Les militaires ont été chaleureusement accueillis par la population de Bourem qui brandissait des petits drapeaux français et maliens. Les villes de Gao, Tombouctou et Kidal, les trois principales du nord du Mali, ont été reprises par les armées française et malienne en quatre jours fin janvier, mettant fin à leur occupation pendant neuf mois par les groupes islamistes armés liés à Al-Qaïda.

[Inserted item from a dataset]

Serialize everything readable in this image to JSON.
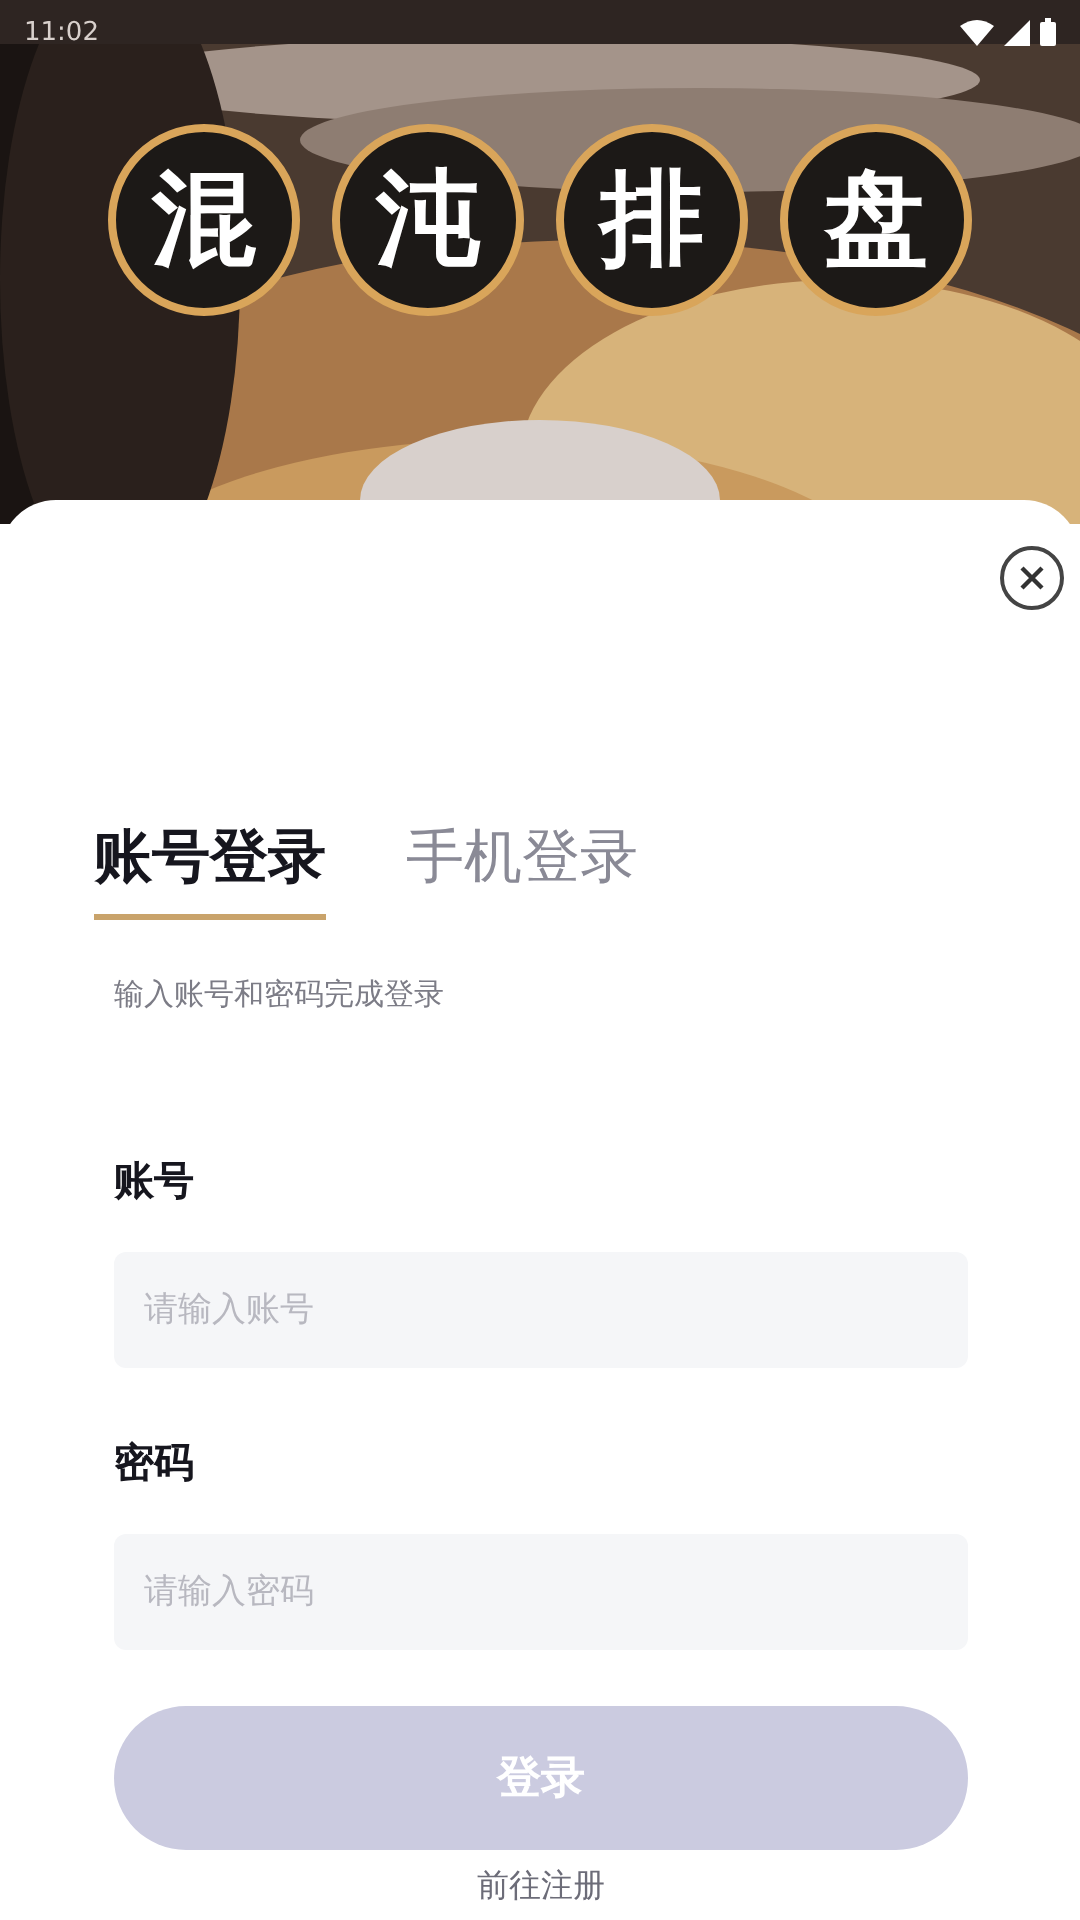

Ces islamistes ont fui sans combattre, mais certains avaient ensuite réussi à s'infiltrer dans Gao, y commettant il y a neuf jours les premiers attentats-suicides de l'histoire du Mali, suivis il y a un semaine de combats de rue en centre-ville avec des soldats maliens et français. D'autres se sont retranchés dans les régions de Kidal et Tessalit, dans la région des Ifhogas, un massif montagneux proche de la frontière avec l'Algérie. Jeudi, l'armée française indiquait qu'elle était "dans une phase de sécurisation" de ces zones, en particulier vers Tessalit, où elle traque les combattants jihadistes.
Les 4000 militaires français de l'opération Serval sont appuyés par quelque 4300 soldats africains, dont 1800 Tchadiens.